Impacts of photovoltaic and energy storage system adoption on public transport: A simulation-based optimization approach

Abstract

Photovoltaic and energy storage system (PESS) adoption in public transport (PT) can offer a promising alternative towards reducing the charging and carbon emission costs of transit agencies. However, the quantitative impacts of PESS on operational cost, carbon emission cost, bus scheduling, and energy management in PT remain unclear. This study is performed with the aim of filling this research gap by presenting an impact analysis framework incorporating multisource datasets and a simulation-based optimization approach. A simulation is designed to capture bus scheduling and energy management on a day-to-day transit operation. A surrogate-based optimization method is adopted to determine an optimal PESS configuration for battery electric bus (BEB) charging stations. A case study is performed by introducing PESS at BEB charging stations in Beijing, China, leveraging historical weather and bus operational data. Compared with conventional charging stations, the novel transit system with PESS reduces the annual charging costs and carbon emissions of a single bus route in this case study by 17.6% and 8.8% on average, respectively.

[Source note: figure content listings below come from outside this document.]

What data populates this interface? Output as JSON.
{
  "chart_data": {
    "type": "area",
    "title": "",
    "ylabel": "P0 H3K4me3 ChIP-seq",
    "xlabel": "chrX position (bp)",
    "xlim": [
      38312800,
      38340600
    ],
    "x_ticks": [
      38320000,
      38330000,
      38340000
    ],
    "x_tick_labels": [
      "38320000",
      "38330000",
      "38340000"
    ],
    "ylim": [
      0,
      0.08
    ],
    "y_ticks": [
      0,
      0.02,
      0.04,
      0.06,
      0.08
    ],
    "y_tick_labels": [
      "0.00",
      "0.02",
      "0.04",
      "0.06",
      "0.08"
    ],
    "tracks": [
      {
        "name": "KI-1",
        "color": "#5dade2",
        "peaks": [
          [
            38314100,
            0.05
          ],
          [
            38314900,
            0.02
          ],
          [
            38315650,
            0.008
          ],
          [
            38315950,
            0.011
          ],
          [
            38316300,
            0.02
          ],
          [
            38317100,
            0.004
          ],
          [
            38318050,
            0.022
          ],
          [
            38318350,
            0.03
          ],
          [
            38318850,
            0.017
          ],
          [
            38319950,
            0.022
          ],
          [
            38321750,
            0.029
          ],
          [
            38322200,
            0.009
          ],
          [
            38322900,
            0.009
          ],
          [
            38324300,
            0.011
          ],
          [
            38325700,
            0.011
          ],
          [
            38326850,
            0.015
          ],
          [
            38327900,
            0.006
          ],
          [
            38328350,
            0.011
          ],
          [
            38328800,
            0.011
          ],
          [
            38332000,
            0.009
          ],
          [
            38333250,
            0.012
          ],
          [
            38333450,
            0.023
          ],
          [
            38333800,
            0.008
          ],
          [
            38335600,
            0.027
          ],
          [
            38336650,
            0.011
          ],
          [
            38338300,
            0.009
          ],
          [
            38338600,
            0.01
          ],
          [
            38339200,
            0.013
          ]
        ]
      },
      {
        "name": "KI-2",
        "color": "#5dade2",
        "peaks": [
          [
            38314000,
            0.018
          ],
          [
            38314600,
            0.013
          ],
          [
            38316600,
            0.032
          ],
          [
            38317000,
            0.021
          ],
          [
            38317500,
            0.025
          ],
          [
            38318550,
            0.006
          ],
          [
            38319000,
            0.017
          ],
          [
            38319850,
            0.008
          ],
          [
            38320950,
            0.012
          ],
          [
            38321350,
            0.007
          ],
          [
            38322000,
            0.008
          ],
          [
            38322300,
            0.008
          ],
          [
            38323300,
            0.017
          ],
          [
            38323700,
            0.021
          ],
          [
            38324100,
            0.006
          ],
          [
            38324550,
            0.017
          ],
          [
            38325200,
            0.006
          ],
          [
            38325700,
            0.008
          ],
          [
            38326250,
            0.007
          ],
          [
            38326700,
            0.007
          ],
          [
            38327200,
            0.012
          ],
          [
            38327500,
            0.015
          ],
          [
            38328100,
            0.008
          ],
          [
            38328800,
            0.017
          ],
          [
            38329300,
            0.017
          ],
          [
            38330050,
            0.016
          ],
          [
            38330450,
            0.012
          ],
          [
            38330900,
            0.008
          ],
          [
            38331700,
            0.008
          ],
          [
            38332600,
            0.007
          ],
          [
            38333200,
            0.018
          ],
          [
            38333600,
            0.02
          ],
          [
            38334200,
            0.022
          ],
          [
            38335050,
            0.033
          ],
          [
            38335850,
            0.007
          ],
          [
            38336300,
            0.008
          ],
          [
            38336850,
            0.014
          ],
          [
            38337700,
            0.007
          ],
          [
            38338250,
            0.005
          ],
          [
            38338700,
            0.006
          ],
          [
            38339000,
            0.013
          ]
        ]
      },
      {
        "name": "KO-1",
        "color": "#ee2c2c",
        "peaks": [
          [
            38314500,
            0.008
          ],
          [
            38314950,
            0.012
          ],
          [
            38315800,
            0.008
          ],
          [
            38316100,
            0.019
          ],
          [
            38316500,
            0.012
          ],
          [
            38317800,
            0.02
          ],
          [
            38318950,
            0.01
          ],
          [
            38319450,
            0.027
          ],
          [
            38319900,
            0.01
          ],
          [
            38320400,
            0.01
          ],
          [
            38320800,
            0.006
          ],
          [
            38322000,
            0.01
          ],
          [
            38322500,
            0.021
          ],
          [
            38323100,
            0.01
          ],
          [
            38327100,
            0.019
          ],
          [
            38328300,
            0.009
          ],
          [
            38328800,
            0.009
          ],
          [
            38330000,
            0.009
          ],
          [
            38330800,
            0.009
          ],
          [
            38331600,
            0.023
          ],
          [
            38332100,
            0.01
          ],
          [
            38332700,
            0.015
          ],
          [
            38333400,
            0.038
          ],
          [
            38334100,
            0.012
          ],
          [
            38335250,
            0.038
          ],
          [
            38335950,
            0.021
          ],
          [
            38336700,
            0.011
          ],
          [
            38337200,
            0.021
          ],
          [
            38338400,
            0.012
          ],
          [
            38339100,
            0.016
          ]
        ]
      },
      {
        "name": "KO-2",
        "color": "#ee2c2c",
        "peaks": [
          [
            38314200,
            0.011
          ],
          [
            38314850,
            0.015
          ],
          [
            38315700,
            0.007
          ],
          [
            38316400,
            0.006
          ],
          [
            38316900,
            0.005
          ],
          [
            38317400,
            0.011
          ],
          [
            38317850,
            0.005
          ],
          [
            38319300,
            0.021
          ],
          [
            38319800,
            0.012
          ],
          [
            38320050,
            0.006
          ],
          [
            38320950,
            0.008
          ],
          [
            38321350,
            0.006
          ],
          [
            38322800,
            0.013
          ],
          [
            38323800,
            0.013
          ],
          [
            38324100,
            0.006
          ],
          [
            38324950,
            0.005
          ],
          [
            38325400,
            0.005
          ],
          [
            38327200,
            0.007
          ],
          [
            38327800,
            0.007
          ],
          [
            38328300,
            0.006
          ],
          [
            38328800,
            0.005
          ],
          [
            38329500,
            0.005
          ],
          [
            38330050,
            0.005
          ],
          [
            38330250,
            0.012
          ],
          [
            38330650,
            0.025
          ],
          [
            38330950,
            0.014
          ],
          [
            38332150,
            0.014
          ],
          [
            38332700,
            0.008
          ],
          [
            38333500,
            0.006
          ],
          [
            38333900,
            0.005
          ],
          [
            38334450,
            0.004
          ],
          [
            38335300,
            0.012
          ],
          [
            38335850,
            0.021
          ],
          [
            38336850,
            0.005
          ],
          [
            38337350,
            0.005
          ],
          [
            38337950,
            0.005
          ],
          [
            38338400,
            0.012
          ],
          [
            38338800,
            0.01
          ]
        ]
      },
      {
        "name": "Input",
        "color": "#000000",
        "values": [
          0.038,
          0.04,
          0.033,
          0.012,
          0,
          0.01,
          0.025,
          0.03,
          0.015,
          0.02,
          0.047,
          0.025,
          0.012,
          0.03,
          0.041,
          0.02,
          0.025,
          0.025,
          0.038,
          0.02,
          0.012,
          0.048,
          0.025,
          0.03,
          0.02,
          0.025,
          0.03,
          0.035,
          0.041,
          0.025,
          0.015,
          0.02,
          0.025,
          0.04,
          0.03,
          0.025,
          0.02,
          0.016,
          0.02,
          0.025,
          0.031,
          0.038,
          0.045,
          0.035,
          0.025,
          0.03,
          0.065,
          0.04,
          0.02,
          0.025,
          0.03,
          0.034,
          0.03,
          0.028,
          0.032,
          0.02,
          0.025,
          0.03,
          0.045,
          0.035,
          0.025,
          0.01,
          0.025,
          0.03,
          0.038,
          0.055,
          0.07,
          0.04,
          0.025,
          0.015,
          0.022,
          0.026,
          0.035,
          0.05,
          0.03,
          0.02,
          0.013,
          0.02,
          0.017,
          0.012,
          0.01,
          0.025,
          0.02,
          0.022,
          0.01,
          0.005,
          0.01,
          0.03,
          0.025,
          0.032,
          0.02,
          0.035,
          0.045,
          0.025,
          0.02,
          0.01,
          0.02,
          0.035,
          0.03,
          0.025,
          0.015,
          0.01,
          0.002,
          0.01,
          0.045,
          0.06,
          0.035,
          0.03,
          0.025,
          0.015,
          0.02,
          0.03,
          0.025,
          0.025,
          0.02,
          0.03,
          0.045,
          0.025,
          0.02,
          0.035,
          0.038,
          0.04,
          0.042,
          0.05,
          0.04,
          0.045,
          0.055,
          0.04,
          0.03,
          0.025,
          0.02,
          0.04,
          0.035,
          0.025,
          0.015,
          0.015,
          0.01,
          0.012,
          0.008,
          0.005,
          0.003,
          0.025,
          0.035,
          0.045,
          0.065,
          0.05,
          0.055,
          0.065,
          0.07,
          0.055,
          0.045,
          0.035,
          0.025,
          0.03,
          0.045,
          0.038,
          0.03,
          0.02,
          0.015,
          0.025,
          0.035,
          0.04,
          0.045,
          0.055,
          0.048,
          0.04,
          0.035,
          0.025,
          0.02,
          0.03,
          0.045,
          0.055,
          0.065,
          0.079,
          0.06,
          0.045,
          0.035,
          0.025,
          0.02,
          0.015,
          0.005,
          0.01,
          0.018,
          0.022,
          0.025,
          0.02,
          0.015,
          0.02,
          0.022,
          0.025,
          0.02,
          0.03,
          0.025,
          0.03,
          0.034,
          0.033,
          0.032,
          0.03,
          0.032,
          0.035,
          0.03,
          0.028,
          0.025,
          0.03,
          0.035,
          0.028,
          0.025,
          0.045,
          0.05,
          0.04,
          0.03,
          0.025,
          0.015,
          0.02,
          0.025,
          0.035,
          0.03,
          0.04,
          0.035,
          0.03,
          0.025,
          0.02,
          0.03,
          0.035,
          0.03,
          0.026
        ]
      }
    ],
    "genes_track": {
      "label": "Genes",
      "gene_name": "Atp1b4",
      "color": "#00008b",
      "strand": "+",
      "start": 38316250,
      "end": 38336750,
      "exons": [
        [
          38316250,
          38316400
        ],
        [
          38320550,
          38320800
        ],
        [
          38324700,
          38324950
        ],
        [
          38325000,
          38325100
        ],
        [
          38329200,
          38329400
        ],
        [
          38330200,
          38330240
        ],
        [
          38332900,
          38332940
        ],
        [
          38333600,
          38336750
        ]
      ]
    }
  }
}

The results suggest that the recycling electricity price of PV generation is the key to influencing charging costs and carbon emissions. Battery capacities also impact the scheduling pattern of PESS considerably. Further comparison across five bus routes in Beijing reveals that the deployment locations of PESS are key decisions influencing the operational cost and carbon emissions in PT at the network level when the investment budget is limited.